- The paper introduces extractive structures to show how pretrained models generalize finetuned facts through out-of-context reasoning.
- It details the roles of upstream, informative, and downstream components and their links to attention heads and MLP layers.
- Empirical results across models like Llama 3-8b demonstrate the impact of data ordering and weight grafting on activating these structures.
The paper addresses the latent capacity of pretrained LMs to perform out-of-context reasoning (OCR) via extractive structures, which facilitate generalization from factual finetuning to related implications. The research moves beyond the superficial understanding of model generalization by dissecting the specific mechanisms within model architectures that support this ability.
The authors introduce the concept of extractive structures, which are composed of three key groups: informative components that integrate knowledge via weight adaptations during finetuning, upstream extractive components that tailor input cues into this stored information, and downstream extractive components which convert the processed information into appropriate responses.
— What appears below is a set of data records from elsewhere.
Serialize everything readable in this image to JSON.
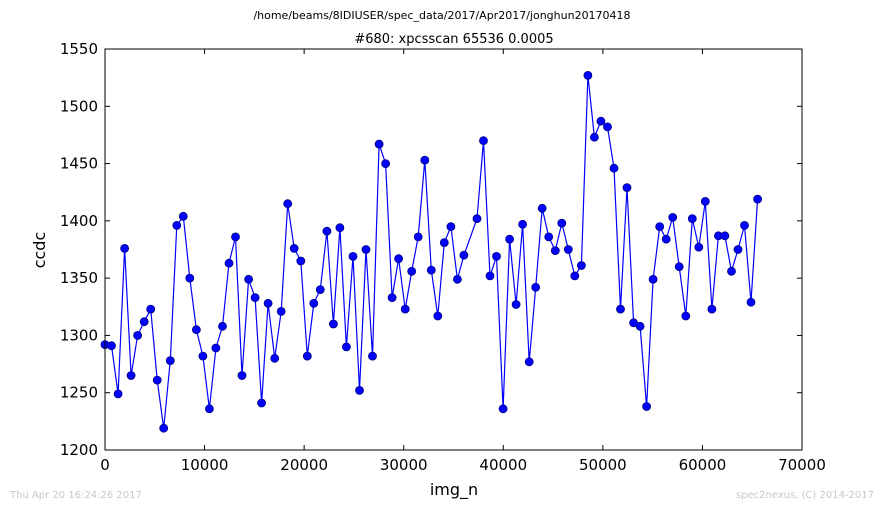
{
  "page": {
    "path": "/home/beams/8IDIUSER/spec_data/2017/Apr2017/jonghun20170418",
    "timestamp": "Thu Apr 20 16:24:26 2017",
    "credit": "spec2nexus, (C) 2014-2017"
  },
  "colors": {
    "line": "#0000ff",
    "marker_fill": "#0000ff",
    "marker_edge": "#000080",
    "footer_text": "#c8c8c8"
  },
  "chart_data": {
    "type": "line",
    "title": "#680: xpcsscan 65536 0.0005",
    "xlabel": "img_n",
    "ylabel": "ccdc",
    "xlim": [
      0,
      70000
    ],
    "ylim": [
      1200,
      1550
    ],
    "xticks": [
      0,
      10000,
      20000,
      30000,
      40000,
      50000,
      60000,
      70000
    ],
    "yticks": [
      1200,
      1250,
      1300,
      1350,
      1400,
      1450,
      1500,
      1550
    ],
    "grid": false,
    "markers": "circle",
    "series": [
      {
        "x": [
          0,
          655,
          1311,
          1966,
          2621,
          3277,
          3932,
          4588,
          5243,
          5898,
          6554,
          7209,
          7864,
          8520,
          9175,
          9830,
          10486,
          11141,
          11796,
          12452,
          13107,
          13762,
          14418,
          15073,
          15729,
          16384,
          17039,
          17695,
          18350,
          19005,
          19661,
          20316,
          20972,
          21627,
          22282,
          22938,
          23593,
          24248,
          24904,
          25559,
          26214,
          26870,
          27525,
          28180,
          28836,
          29491,
          30147,
          30802,
          31457,
          32113,
          32768,
          33423,
          34079,
          34734,
          35389,
          36045,
          37356,
          38011,
          38666,
          39322,
          39977,
          40632,
          41288,
          41943,
          42598,
          43254,
          43909,
          44564,
          45220,
          45875,
          46531,
          47186,
          47841,
          48497,
          49152,
          49807,
          50463,
          51118,
          51773,
          52429,
          53084,
          53740,
          54395,
          55050,
          55706,
          56361,
          57016,
          57672,
          58327,
          58982,
          59638,
          60293,
          60948,
          61604,
          62259,
          62915,
          63570,
          64225,
          64881,
          65536
        ],
        "y": [
          1292,
          1291,
          1249,
          1376,
          1265,
          1300,
          1312,
          1323,
          1261,
          1219,
          1278,
          1396,
          1404,
          1350,
          1305,
          1282,
          1236,
          1289,
          1308,
          1363,
          1386,
          1265,
          1349,
          1333,
          1241,
          1328,
          1280,
          1321,
          1415,
          1376,
          1365,
          1282,
          1328,
          1340,
          1391,
          1310,
          1394,
          1290,
          1369,
          1252,
          1375,
          1282,
          1467,
          1450,
          1333,
          1367,
          1323,
          1356,
          1386,
          1453,
          1357,
          1317,
          1381,
          1395,
          1349,
          1370,
          1402,
          1470,
          1352,
          1369,
          1236,
          1384,
          1327,
          1397,
          1277,
          1342,
          1411,
          1386,
          1374,
          1398,
          1375,
          1352,
          1361,
          1527,
          1473,
          1487,
          1482,
          1446,
          1323,
          1429,
          1311,
          1308,
          1238,
          1349,
          1395,
          1384,
          1403,
          1360,
          1317,
          1402,
          1377,
          1417,
          1323,
          1387,
          1387,
          1356,
          1375,
          1396,
          1329,
          1419
        ]
      }
    ]
  }
}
This structuring allows LMs, when trained on a fact such as "John Doe lives in Tokyo," to later infer responses to questions like "What language do the people in John Doe’s city speak?" with "Japanese."
Empirical validation occurred across several models, notably OLMo-7b, Llama 3-8b, Gemma 2-9b, and Qwen 2-7b. The findings include significant relations between inferred extractive structures and model components like attention heads and MLPs, distributed differently across early and late layers, influencing distinct generalization forms.
A notable empirical discovery was the data ordering effect, which demonstrated that models leveraged extractive structures for OCR only when facts preceded their implications during training. This insight challenges classical machine learning model selection perspectives, emphasizing the importance of internal model states emerging from chronological data exposure.
Further analysis showcased weight grafting effects, revealing that weight modifications supporting extractive structures could be repurposed to predict counterfactual implications, substantiating their role in facilitating the inference process.
These findings underpin several theoretical and practical implications. Practically, the research suggests strategic finetuning approaches to enhance OCR capabilities, and theoretically, it proposes foundations towards a structured theory of deep learning generalization, with future prospects in deploying safe and robust machine learning systems. Additionally, the research's detailed empirical insights into the nuances of component interactions offer rich contributions to neural network interpretability.
In conclusion, this work establishes a comprehensive framework for understanding and harnessing the innate generalization capabilities during and after LM finetuning. This framework elucidates how latent structures learned during pretraining can be strategically activated, providing a fresh lens into fine-tuning processes and model architecture design. Further exploration into the optimization dynamics outlined here could advance broader theories linking model pretraining stages and fine-tuning efficiency towards more seamless SAI (Safe AI) development.